Otto Warmbier’s Parents Call North Korean Regime Terrorists in New Interview

Otto Warmbier’s Parents Call North Korean Regime Terrorists in New Interview
Fred Warmbier, father of Otto Warmbier, the 22-year-old college student who died after a 17-month detention in North Korea. (Bill Pugliano/Getty Images)
NTD Television
9/26/2017
Updated:
9/26/2017
Otto Warmbier’s parents sat down for an interview and discussed seeing their son for the first time when he came back on a plane from North Korea.

Fred and Cindy Warmbier told Fox News of the moment a plane brought their son back home to Ohio. Medical staff entered the plane first, and then the family boarded the plane.

“So what we pictured, because we’re optimists, is that Otto would be asleep and maybe in a medically induced coma and then when our doctors here would work with him and he’d get the best care and love that he would come out of it,” said Cindy Warmbier.

The family entered the aircraft to see the young man for the first time since his capture by the North Korean regime in 2015. They walked onto the plane and saw Otto on a stretcher, unable to control his body movements, and screaming hysterically, making a sound that they never thought could come from a human being.

“Otto had a shaved head, he had a feeding tube coming out of his nose, he was staring blankly into space, jerking violently,” said Fred Warmbier. “He was blind. He was deaf. As we looked at him and tried to comfort him it looked like someone had taken a pair of pliers and rearranged his bottom teeth.”

Fred Warmbier goes on to describe how his wife and Otto’s sister Greta both ran off the plane while he and Otto’s brother Austin remained.

“Within two days of Otto being home his fever spiked to 104 degrees. He had a large scar on his right foot.” said Fred Warmbier. “North Korea is not a victim. They’re terrorists. They purposely and intentionally injured Otto.”

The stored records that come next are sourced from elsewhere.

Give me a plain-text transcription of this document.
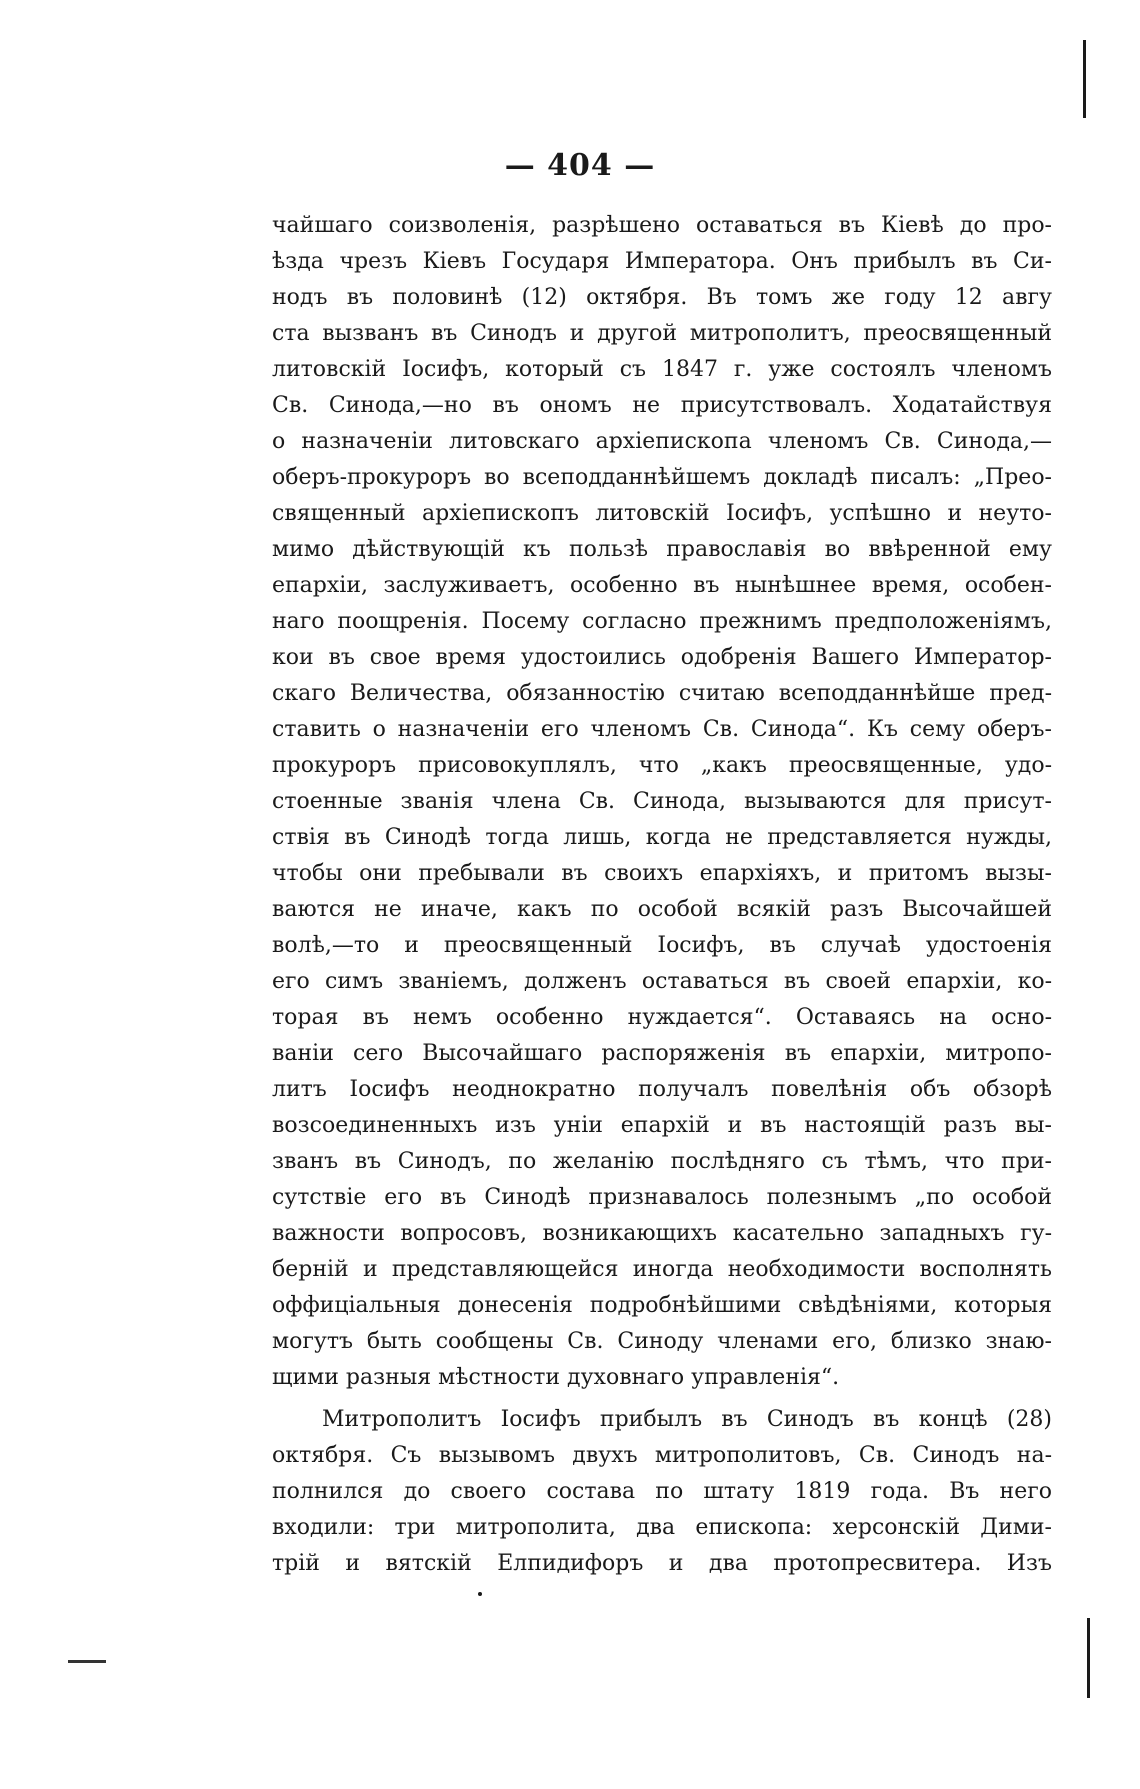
— 404 —
чайшаго соизволенія, разрѣшено оставаться въ Кіевѣ до про-
ѣзда чрезъ Кіевъ Государя Императора. Онъ прибылъ въ Си-
нодъ въ половинѣ (12) октября. Въ томъ же году 12 авгу
ста вызванъ въ Синодъ и другой митрополитъ, преосвященный
литовскій Іосифъ, который съ 1847 г. уже состоялъ членомъ
Св. Синода,—но въ ономъ не присутствовалъ. Ходатайствуя
о назначеніи литовскаго архіепископа членомъ Св. Синода,—
оберъ-прокуроръ во всеподданнѣйшемъ докладѣ писалъ: „Прео-
священный архіепископъ литовскій Іосифъ, успѣшно и неуто-
мимо дѣйствующій къ пользѣ православія во ввѣренной ему
епархіи, заслуживаетъ, особенно въ нынѣшнее время, особен-
наго поощренія. Посему согласно прежнимъ предположеніямъ,
кои въ свое время удостоились одобренія Вашего Император-
скаго Величества, обязанностію считаю всеподданнѣйше пред-
ставить о назначеніи его членомъ Св. Синода“. Къ сему оберъ-
прокуроръ присовокуплялъ, что „какъ преосвященные, удо-
стоенные званія члена Св. Синода, вызываются для присут-
ствія въ Синодѣ тогда лишь, когда не представляется нужды,
чтобы они пребывали въ своихъ епархіяхъ, и притомъ вызы-
ваются не иначе, какъ по особой всякій разъ Высочайшей
волѣ,—то и преосвященный Іосифъ, въ случаѣ удостоенія
его симъ званіемъ, долженъ оставаться въ своей епархіи, ко-
торая въ немъ особенно нуждается“. Оставаясь на осно-
ваніи сего Высочайшаго распоряженія въ епархіи, митропо-
литъ Іосифъ неоднократно получалъ повелѣнія объ обзорѣ
возсоединенныхъ изъ уніи епархій и въ настоящій разъ вы-
званъ въ Синодъ, по желанію послѣдняго съ тѣмъ, что при-
сутствіе его въ Синодѣ признавалось полезнымъ „по особой
важности вопросовъ, возникающихъ касательно западныхъ гу-
берній и представляющейся иногда необходимости восполнять
оффиціальныя донесенія подробнѣйшими свѣдѣніями, которыя
могутъ быть сообщены Св. Синоду членами его, близко знаю-
щими разныя мѣстности духовнаго управленія“.
Митрополитъ Іосифъ прибылъ въ Синодъ въ концѣ (28)
октября. Съ вызывомъ двухъ митрополитовъ, Св. Синодъ на-
полнился до своего состава по штату 1819 года. Въ него
входили: три митрополита, два епископа: херсонскій Дими-
трій и вятскій Елпидифоръ и два протопресвитера. Изъ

Otto Warmbier was arrested in North Korea at the age of 21, a student from the University of Virginia on a trip. He was sentenced to 15 years of hard labor for trying to take a propaganda poster from a North Korean hotel.

As the family recounts in the interview, while Otto was in North Korea officials from the Obama administration told the family to keep quiet and wait for the situation to blow over. After President Trump took office Secretary of State Rex Tillerson was able to quickly get the young man home.

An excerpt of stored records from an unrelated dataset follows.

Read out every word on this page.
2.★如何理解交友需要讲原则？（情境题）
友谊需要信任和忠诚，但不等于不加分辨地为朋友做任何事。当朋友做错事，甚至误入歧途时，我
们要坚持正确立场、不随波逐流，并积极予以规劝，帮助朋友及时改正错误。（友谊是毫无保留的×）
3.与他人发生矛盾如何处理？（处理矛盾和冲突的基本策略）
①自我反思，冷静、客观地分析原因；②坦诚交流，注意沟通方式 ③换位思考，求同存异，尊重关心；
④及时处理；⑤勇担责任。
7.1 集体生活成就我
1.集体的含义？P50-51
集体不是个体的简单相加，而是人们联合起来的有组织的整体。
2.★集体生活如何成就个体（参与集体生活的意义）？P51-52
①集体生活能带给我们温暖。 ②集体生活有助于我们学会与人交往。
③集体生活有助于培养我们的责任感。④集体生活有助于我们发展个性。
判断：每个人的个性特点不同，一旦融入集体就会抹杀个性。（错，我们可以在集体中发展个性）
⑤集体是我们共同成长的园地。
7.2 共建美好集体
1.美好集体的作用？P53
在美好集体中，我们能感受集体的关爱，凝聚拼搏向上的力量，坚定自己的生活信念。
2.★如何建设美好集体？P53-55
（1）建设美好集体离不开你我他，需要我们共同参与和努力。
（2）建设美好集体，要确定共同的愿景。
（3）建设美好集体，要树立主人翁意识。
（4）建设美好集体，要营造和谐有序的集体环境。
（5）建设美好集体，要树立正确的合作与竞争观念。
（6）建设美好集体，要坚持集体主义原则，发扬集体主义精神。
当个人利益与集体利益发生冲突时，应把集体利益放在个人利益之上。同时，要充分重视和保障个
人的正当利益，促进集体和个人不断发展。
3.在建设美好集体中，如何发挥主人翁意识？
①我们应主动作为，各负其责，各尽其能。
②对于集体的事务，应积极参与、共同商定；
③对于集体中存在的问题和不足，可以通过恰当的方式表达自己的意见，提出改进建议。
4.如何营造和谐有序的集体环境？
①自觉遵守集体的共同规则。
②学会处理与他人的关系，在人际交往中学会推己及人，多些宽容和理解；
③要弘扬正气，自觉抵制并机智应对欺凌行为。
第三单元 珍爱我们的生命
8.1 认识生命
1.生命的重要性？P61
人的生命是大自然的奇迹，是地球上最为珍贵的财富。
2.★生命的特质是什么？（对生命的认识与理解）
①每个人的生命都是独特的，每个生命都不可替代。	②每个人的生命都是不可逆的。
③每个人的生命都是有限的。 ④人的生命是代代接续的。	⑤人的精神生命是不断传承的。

But after his return home in June, he never recovered from his condition. North Korean officials claimed he had been in that state ever since they sentenced him and claimed they did nothing to him. They said it was because he contracted the extremely rare condition known as botulism.

U.S. medical professionals saw no signs of botulism. They said his extreme brain damage was likely caused by having the blood supply cut off from his brain.